There are truly difficult fiscal choices to be made right now and there are many worthy programs on the chopping block. The return on investment in CHGME has been great. It isn't fair to ask children, who are 24 percent of the nation's population, to sacrifice for the sake of a federal budget that only devotes 10 percent of its outlays to their needs. Surely there are other ways to tighten the nation's fiscal belt. Surely there are other ways to tighten the nation's fiscal belt.

Peggy Troy is president and CEO of Children's Hospital of Wisconsin, located in Milwaukee. The 296-bed hospital is a Level I Trauma Center.

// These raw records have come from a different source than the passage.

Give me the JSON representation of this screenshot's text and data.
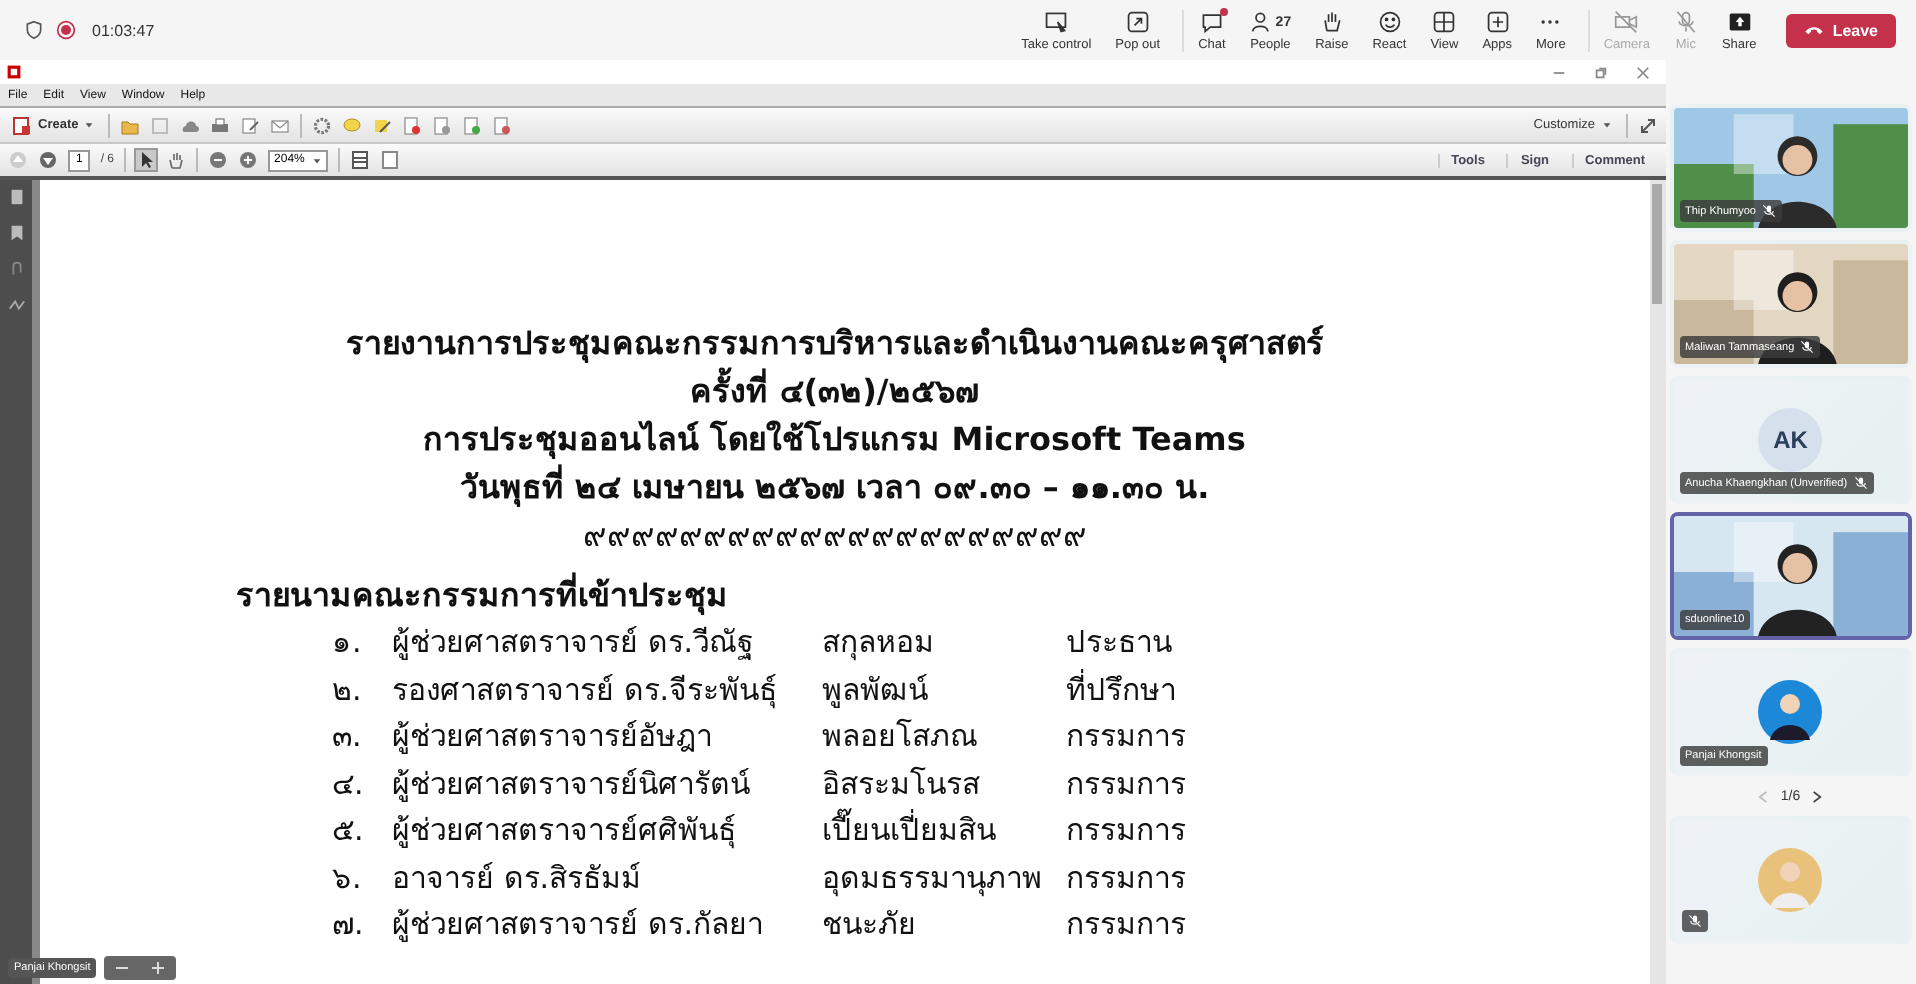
{
  "meeting": {
    "timer": "01:03:47",
    "recording": true
  },
  "toolbar": [
    {
      "label": "Take control",
      "disabled": false
    },
    {
      "label": "Pop out",
      "disabled": false
    },
    {
      "label": "Chat",
      "disabled": false,
      "notification": true
    },
    {
      "label": "People",
      "badge": "27",
      "disabled": false
    },
    {
      "label": "Raise",
      "disabled": false
    },
    {
      "label": "React",
      "disabled": false
    },
    {
      "label": "View",
      "disabled": false
    },
    {
      "label": "Apps",
      "disabled": false
    },
    {
      "label": "More",
      "disabled": false
    },
    {
      "label": "Camera",
      "disabled": true
    },
    {
      "label": "Mic",
      "disabled": true
    },
    {
      "label": "Share",
      "disabled": false
    }
  ],
  "leave_button": "Leave",
  "acrobat": {
    "menu": [
      "File",
      "Edit",
      "View",
      "Window",
      "Help"
    ],
    "create_button": "Create",
    "customize_button": "Customize",
    "page_number": "1",
    "page_total": "/ 6",
    "zoom": "204%",
    "panes": [
      "Tools",
      "Sign",
      "Comment"
    ]
  },
  "document": {
    "title_lines": [
      "รายงานการประชุมคณะกรรมการบริหารและดำเนินงานคณะครุศาสตร์",
      "ครั้งที่ ๔(๓๒)/๒๕๖๗",
      "การประชุมออนไลน์ โดยใช้โปรแกรม Microsoft Teams",
      "วันพุธที่ ๒๔ เมษายน ๒๕๖๗ เวลา ๐๙.๓๐ – ๑๑.๓๐ น."
    ],
    "ornament": "๙๙๙๙๙๙๙๙๙๙๙๙๙๙๙๙๙๙๙๙๙",
    "heading": "รายนามคณะกรรมการที่เข้าประชุม",
    "members": [
      {
        "number": "๑.",
        "name": "ผู้ช่วยศาสตราจารย์ ดร.วีณัฐ",
        "surname": "สกุลหอม",
        "role": "ประธาน"
      },
      {
        "number": "๒.",
        "name": "รองศาสตราจารย์ ดร.จีระพันธุ์",
        "surname": "พูลพัฒน์",
        "role": "ที่ปรึกษา"
      },
      {
        "number": "๓.",
        "name": "ผู้ช่วยศาสตราจารย์อัษฎา",
        "surname": "พลอยโสภณ",
        "role": "กรรมการ"
      },
      {
        "number": "๔.",
        "name": "ผู้ช่วยศาสตราจารย์นิศารัตน์",
        "surname": "อิสระมโนรส",
        "role": "กรรมการ"
      },
      {
        "number": "๕.",
        "name": "ผู้ช่วยศาสตราจารย์ศศิพันธุ์",
        "surname": "เปี๊ยนเปี่ยมสิน",
        "role": "กรรมการ"
      },
      {
        "number": "๖.",
        "name": "อาจารย์ ดร.สิรธัมม์",
        "surname": "อุดมธรรมานุภาพ",
        "role": "กรรมการ"
      },
      {
        "number": "๗.",
        "name": "ผู้ช่วยศาสตราจารย์ ดร.กัลยา",
        "surname": "ชนะภัย",
        "role": "กรรมการ"
      }
    ]
  },
  "presenter_label": "Panjai Khongsit",
  "participants": [
    {
      "kind": "video",
      "name": "Thip Khumyoo",
      "muted": true,
      "selected": false
    },
    {
      "kind": "video",
      "name": "Maliwan Tammaseang",
      "muted": true,
      "selected": false
    },
    {
      "kind": "initials",
      "initials": "AK",
      "name": "Anucha Khaengkhan (Unverified)",
      "muted": true,
      "selected": false
    },
    {
      "kind": "video",
      "name": "sduonline10",
      "muted": false,
      "selected": true
    },
    {
      "kind": "avatar",
      "name": "Panjai Khongsit",
      "muted": false,
      "selected": false
    }
  ],
  "pager": "1/6",
  "more_participants": [
    {
      "kind": "avatar",
      "muted": true,
      "selected": false
    }
  ]
}
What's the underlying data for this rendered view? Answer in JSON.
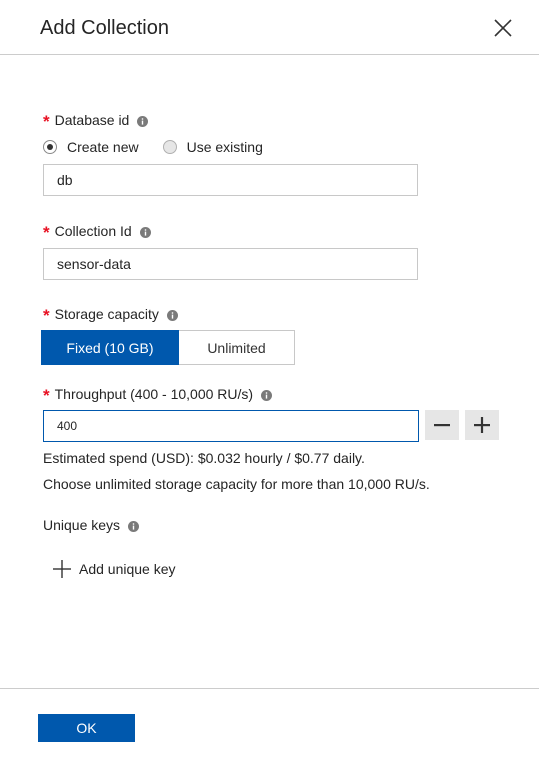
{
  "header": {
    "title": "Add Collection"
  },
  "fields": {
    "database_id": {
      "label": "Database id",
      "required_marker": "*",
      "value": "db",
      "radio_options": [
        "Create new",
        "Use existing"
      ],
      "selected_option": "Create new"
    },
    "collection_id": {
      "label": "Collection Id",
      "required_marker": "*",
      "value": "sensor-data"
    },
    "storage_capacity": {
      "label": "Storage capacity",
      "required_marker": "*",
      "options": [
        "Fixed (10 GB)",
        "Unlimited"
      ],
      "selected_option": "Fixed (10 GB)"
    },
    "throughput": {
      "label": "Throughput (400 - 10,000 RU/s)",
      "required_marker": "*",
      "value": "400",
      "estimated_spend": "Estimated spend (USD): $0.032 hourly / $0.77 daily.",
      "note": "Choose unlimited storage capacity for more than 10,000 RU/s."
    },
    "unique_keys": {
      "label": "Unique keys",
      "add_label": "Add unique key"
    }
  },
  "footer": {
    "ok_label": "OK"
  },
  "colors": {
    "accent": "#0058ad",
    "required": "#e81123",
    "border": "#c8c8c8",
    "button_gray": "#e6e6e6"
  },
  "icons": {
    "close": "close-icon",
    "info": "info-icon",
    "minus": "minus-icon",
    "plus": "plus-icon",
    "add": "add-icon"
  }
}
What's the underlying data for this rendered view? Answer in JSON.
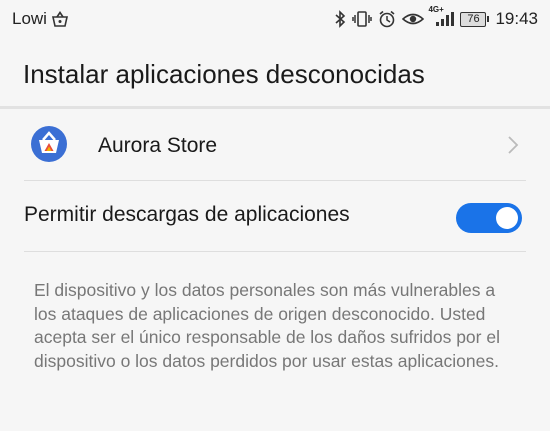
{
  "status_bar": {
    "carrier": "Lowi",
    "battery": "76",
    "time": "19:43",
    "network_label": "4G+"
  },
  "header": {
    "title": "Instalar aplicaciones desconocidas"
  },
  "app_row": {
    "name": "Aurora Store",
    "icon": "aurora-store-icon"
  },
  "setting": {
    "label": "Permitir descargas de aplicaciones",
    "enabled": true,
    "accent_color": "#1a73e8"
  },
  "warning": {
    "text": "El dispositivo y los datos personales son más vulnerables a los ataques de aplicaciones de origen desconocido. Usted acepta ser el único responsable de los daños sufridos por el dispositivo o los datos perdidos por usar estas aplicaciones."
  }
}
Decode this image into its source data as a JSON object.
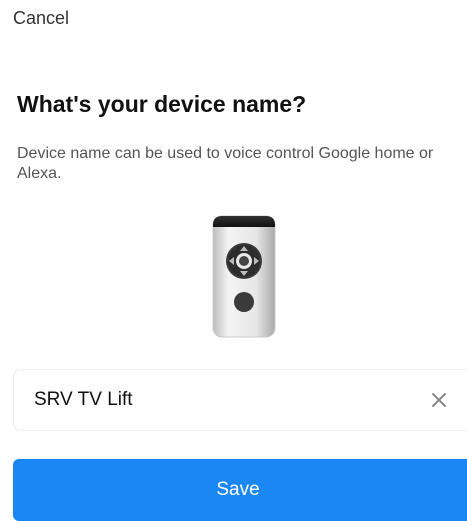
{
  "header": {
    "cancel_label": "Cancel"
  },
  "main": {
    "title": "What's your device name?",
    "description": "Device name can be used to voice control Google home or Alexa.",
    "illustration_icon": "tv-remote-icon",
    "name_field": {
      "value": "SRV TV Lift",
      "placeholder": ""
    },
    "clear_icon": "close-icon"
  },
  "footer": {
    "save_label": "Save"
  },
  "colors": {
    "accent": "#1a87f4",
    "title": "#111111",
    "body_text": "#555555"
  }
}
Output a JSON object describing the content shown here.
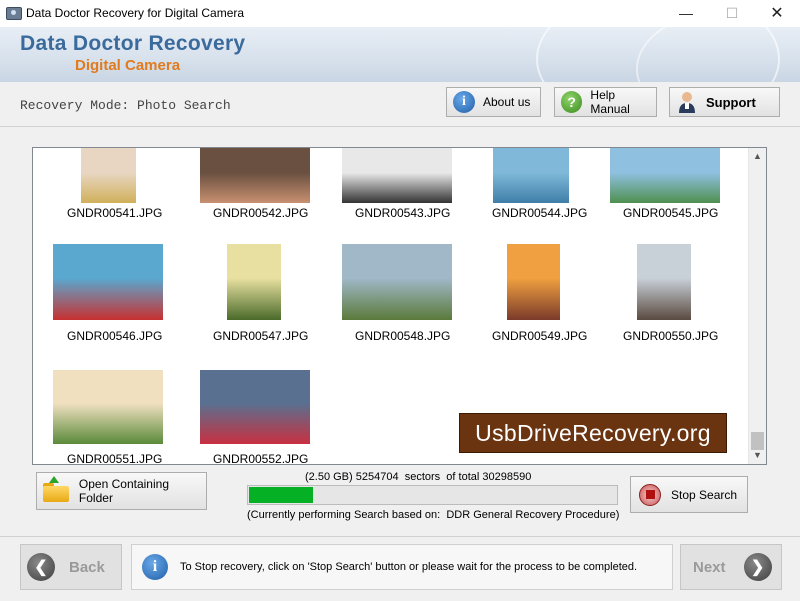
{
  "window": {
    "title": "Data Doctor Recovery for Digital Camera",
    "minimize": "—",
    "maximize": "☐",
    "close": "✕"
  },
  "banner": {
    "line1": "Data Doctor Recovery",
    "line2": "Digital Camera"
  },
  "mode": {
    "label": "Recovery Mode: Photo Search"
  },
  "toolbar": {
    "about": "About us",
    "help": "Help Manual",
    "support": "Support"
  },
  "files": [
    {
      "name": "GNDR00541.JPG",
      "colors": [
        "#e8d6c2",
        "#d0b05a"
      ]
    },
    {
      "name": "GNDR00542.JPG",
      "colors": [
        "#6a5040",
        "#c89070"
      ]
    },
    {
      "name": "GNDR00543.JPG",
      "colors": [
        "#e8e8e8",
        "#333333"
      ]
    },
    {
      "name": "GNDR00544.JPG",
      "colors": [
        "#7fb8d8",
        "#3f7fa8"
      ]
    },
    {
      "name": "GNDR00545.JPG",
      "colors": [
        "#8fc0e0",
        "#4f8f4f"
      ]
    },
    {
      "name": "GNDR00546.JPG",
      "colors": [
        "#5aa8d0",
        "#c83030"
      ]
    },
    {
      "name": "GNDR00547.JPG",
      "colors": [
        "#e8e0a0",
        "#4a6a2a"
      ]
    },
    {
      "name": "GNDR00548.JPG",
      "colors": [
        "#a0b8c8",
        "#5a7a3a"
      ]
    },
    {
      "name": "GNDR00549.JPG",
      "colors": [
        "#f0a040",
        "#7a3a2a"
      ]
    },
    {
      "name": "GNDR00550.JPG",
      "colors": [
        "#c8d0d8",
        "#5a4a40"
      ]
    },
    {
      "name": "GNDR00551.JPG",
      "colors": [
        "#f0e0c0",
        "#5a8a3a"
      ]
    },
    {
      "name": "GNDR00552.JPG",
      "colors": [
        "#5a7090",
        "#c83040"
      ]
    }
  ],
  "watermark": "UsbDriveRecovery.org",
  "actions": {
    "open_folder": "Open Containing Folder",
    "stop_search": "Stop Search"
  },
  "progress": {
    "size": "(2.50 GB)",
    "sectors_done": "5254704",
    "sectors_word": "sectors",
    "of_total": "of  total",
    "sectors_total": "30298590",
    "fraction": 0.1734,
    "method_prefix": "(Currently performing Search based on:",
    "method": "DDR General Recovery Procedure)"
  },
  "footer": {
    "back": "Back",
    "next": "Next",
    "status": "To Stop recovery, click on 'Stop Search' button or please wait for the process to be completed."
  },
  "icons": {
    "info": "i",
    "help": "?",
    "back_arrow": "❮",
    "next_arrow": "❯"
  }
}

Troy currently serves on the board of the National Association of Children's Hospital and Related Institutions and on an advisory council for Child Health Corporation of America. She frequently has been invited to Washington, DC, to meet with public and elected officials regarding pediatric health care policy.

Previous roles include executive vice president and COO of Methodist Le Bonheur Healthcare in Memphis, Tenn., president and CEO of Le Bonheur Children's Medical Center, also in Memphis, and president of Cook Children's Medical Center in Ft. Worth, Texas.

Photo caption: Peggy Troy, President and CEO of Wisconsin's Children's Hospital and Health System, testified in 2010 in Washington D.C. in front of Chairman David Obey and the House Appropriations Subcommittee on Labor, Health and Human Services, Education and Related Agencies on the topic of Children's Hospitals Graduate Medical Education. She has spoken on numerous occasions on behalf of the National Association of Children's Hospitals and the 60 independent children's teaching hospitals that qualify for this program. Photo courtesy of National Association of Children's Hospitals and Related Institutions.